Cleaning the string before passing it to json_encode may be a workable solution.
$stripped_of_invalid_utf8_chars_string = iconv('UTF-8', 'UTF-8//IGNORE', $orig_string);
if ($stripped_of_invalid_utf8_chars_string !== $orig_string) {
// one or more chars were invalid, and so they were stripped out.
// if you need to know where in the string the first stripped character was,
// then see http://stackoverflow.com/questions/7475437/find-first-character-that-is-different-between-two-strings
}
$json = json_encode($stripped_of_invalid_utf8_chars_string);
http://php.net/manual/en/function.iconv.php
說明書上說
//IGNORE
靜默丟棄目標中的非法字符字符集.
//IGNORE
silently discards characters that are illegal in the target charset.
所以首先刪除有問題的字符,理論上 json_encode() 不應該得到任何它會窒息和失敗的東西.我還沒有驗證帶有 //IGNORE
標志的 iconv 的輸出與有效 utf8 字符是什么的 json_encodes 概念完全兼容,所以買家要當心......因為可能存在邊緣情況仍然失敗.呃,我討厭字符集問題.

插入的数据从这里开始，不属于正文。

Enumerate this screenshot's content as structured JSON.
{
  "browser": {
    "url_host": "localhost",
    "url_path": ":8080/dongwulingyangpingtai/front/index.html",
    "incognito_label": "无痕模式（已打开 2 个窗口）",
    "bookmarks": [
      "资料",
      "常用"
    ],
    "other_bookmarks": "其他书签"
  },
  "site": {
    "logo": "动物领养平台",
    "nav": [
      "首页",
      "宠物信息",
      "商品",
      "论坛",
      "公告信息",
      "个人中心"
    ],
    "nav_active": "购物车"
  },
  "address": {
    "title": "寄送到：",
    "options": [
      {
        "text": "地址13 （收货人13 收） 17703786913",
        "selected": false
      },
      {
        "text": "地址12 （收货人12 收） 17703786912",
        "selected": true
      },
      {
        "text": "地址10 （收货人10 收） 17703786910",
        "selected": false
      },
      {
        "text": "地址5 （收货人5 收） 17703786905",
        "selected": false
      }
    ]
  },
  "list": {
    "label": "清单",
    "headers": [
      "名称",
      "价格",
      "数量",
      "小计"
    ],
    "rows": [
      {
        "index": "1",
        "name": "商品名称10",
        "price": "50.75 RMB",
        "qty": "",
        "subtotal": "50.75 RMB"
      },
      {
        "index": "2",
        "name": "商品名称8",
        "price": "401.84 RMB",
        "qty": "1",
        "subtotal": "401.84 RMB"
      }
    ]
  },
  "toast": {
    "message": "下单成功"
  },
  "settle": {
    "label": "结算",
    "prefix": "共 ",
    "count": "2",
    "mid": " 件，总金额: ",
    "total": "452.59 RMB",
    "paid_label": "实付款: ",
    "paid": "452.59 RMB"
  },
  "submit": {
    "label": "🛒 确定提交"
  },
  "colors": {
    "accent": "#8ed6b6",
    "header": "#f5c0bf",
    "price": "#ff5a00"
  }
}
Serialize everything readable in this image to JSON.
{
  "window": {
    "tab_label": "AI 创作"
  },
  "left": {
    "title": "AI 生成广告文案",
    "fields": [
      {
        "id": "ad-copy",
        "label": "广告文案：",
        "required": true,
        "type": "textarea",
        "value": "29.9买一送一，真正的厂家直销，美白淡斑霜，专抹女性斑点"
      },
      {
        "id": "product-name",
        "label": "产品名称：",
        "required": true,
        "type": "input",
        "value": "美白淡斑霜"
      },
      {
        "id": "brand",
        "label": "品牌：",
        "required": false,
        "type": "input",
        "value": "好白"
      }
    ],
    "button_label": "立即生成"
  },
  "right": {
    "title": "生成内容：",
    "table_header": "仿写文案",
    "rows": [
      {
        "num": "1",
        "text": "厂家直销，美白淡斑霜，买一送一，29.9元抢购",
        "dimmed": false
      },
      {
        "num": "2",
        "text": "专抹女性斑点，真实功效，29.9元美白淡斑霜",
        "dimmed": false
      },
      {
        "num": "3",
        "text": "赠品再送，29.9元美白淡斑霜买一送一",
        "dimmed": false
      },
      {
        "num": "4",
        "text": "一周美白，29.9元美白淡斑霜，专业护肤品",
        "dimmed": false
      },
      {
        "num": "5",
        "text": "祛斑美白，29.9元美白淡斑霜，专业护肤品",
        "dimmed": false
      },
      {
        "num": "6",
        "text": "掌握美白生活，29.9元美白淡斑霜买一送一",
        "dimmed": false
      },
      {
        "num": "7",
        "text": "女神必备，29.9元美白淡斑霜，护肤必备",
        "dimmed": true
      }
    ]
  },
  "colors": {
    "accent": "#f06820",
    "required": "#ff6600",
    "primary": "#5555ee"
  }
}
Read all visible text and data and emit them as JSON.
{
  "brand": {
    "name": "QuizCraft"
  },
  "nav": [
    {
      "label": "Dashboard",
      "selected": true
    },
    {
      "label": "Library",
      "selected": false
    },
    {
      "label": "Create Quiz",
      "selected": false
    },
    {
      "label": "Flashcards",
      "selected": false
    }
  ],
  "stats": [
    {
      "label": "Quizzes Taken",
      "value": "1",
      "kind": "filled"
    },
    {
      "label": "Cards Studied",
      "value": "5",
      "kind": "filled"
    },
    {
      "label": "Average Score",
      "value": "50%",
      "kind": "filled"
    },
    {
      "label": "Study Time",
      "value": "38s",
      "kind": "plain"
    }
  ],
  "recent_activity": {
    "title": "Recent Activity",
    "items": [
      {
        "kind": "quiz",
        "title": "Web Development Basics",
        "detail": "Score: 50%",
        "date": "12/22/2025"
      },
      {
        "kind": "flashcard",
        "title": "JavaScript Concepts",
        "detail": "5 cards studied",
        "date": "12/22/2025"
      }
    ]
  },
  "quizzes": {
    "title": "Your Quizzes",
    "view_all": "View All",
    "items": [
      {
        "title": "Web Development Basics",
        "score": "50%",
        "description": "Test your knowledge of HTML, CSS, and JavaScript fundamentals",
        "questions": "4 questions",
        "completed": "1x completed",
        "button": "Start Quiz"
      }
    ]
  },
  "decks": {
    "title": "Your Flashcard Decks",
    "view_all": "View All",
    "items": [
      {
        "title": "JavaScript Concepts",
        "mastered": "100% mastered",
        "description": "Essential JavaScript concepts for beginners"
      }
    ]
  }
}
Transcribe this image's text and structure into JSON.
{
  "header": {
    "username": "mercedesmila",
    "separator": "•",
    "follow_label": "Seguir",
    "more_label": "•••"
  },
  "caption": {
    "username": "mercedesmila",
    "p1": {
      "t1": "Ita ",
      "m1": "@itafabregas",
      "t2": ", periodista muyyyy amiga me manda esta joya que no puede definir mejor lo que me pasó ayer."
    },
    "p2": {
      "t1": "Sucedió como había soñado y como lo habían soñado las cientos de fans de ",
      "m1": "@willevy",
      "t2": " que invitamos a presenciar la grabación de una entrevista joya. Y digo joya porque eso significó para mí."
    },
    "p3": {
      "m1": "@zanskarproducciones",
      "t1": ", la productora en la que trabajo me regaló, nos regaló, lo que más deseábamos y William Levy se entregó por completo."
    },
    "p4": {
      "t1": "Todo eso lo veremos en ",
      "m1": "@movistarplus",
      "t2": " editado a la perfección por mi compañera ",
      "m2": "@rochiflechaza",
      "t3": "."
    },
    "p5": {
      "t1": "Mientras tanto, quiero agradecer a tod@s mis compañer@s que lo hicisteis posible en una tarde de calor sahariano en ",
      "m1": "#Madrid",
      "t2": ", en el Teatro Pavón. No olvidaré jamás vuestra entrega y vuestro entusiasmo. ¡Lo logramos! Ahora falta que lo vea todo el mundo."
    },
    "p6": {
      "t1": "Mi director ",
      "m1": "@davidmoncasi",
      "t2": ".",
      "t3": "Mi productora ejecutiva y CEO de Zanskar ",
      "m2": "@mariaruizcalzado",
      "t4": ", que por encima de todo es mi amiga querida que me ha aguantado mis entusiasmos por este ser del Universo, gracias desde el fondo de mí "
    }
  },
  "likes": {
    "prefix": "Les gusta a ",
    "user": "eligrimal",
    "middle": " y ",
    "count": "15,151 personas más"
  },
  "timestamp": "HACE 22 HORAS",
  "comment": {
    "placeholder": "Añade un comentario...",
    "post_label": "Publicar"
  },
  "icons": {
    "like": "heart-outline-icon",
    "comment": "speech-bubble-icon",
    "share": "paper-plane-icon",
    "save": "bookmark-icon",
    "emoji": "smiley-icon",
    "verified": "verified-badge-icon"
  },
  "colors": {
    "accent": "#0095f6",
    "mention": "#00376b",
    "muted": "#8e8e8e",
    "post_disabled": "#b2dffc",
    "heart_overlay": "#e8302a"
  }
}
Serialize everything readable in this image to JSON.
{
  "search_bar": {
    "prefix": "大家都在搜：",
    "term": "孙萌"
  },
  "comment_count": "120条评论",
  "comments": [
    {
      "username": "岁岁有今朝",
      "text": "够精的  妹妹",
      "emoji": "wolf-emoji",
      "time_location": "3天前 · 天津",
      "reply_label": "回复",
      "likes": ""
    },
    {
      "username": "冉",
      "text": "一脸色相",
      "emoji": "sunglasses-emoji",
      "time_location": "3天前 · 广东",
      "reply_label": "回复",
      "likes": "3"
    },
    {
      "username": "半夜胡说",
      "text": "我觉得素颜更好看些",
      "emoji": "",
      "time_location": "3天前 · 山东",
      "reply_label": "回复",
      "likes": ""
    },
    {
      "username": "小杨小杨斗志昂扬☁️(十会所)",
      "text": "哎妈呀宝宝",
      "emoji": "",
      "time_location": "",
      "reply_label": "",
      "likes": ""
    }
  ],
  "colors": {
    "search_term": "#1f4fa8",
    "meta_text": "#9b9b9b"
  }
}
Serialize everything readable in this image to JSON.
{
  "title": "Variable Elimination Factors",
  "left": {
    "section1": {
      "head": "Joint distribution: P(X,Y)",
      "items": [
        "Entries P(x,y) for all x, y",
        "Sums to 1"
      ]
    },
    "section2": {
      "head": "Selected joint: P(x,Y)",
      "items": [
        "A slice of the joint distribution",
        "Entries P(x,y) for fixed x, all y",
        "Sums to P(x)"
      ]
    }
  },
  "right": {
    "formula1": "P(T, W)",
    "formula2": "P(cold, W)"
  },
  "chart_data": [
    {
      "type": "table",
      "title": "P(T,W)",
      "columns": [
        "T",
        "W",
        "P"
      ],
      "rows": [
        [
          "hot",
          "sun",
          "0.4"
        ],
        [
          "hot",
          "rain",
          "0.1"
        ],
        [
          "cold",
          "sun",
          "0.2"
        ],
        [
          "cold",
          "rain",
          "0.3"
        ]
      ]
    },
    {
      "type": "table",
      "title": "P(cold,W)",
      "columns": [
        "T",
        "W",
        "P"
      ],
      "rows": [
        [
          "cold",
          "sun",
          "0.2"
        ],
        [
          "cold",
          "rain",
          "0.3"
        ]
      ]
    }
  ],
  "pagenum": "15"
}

So by first removing the problematic characters, in theory json_encode() shouldnt get anything it will choke on and fail with. I haven't verified that the output of iconv with the //IGNORE
flag is perfectly compatible with json_encodes notion of what valid utf8 characters are, so buyer beware...as there may be edge cases where it still fails. ugh, I hate character set issues.
編輯
在 php 7.2+ 中,json_encode
似乎有一些新標志:JSON_INVALID_UTF8_IGNORE
和 JSON_INVALID_UTF8_SUBSTITUTE
目前還沒有太多文檔,但就目前而言,此測試應該可以幫助您了解預期行為:https://github.com/php/php-src/blob/master/ext/json/tests/json_encode_invalid_utf8.phpt
Edit
in php 7.2+, there seems to be some new flags for json_encode
:
JSON_INVALID_UTF8_IGNORE
and JSON_INVALID_UTF8_SUBSTITUTE
There's not much documentation yet, but for now, this test should help you understand expected behavior:
https://github.com/php/php-src/blob/master/ext/json/tests/json_encode_invalid_utf8.phpt
而且,在 php 7.3+ 中有新標志 JSON_THROW_ON_ERROR
.參見 http://php.net/manual/en/class.jsonexception.php
And, in php 7.3+ there's the new flag JSON_THROW_ON_ERROR
. See http://php.net/manual/en/class.jsonexception.php
這篇關于如何防止 json_encode() 刪除包含無效字符的字符串的文章就介紹到這了,希望我們推薦的答案對大家有所幫助,也希望大家多多支持html5模板網!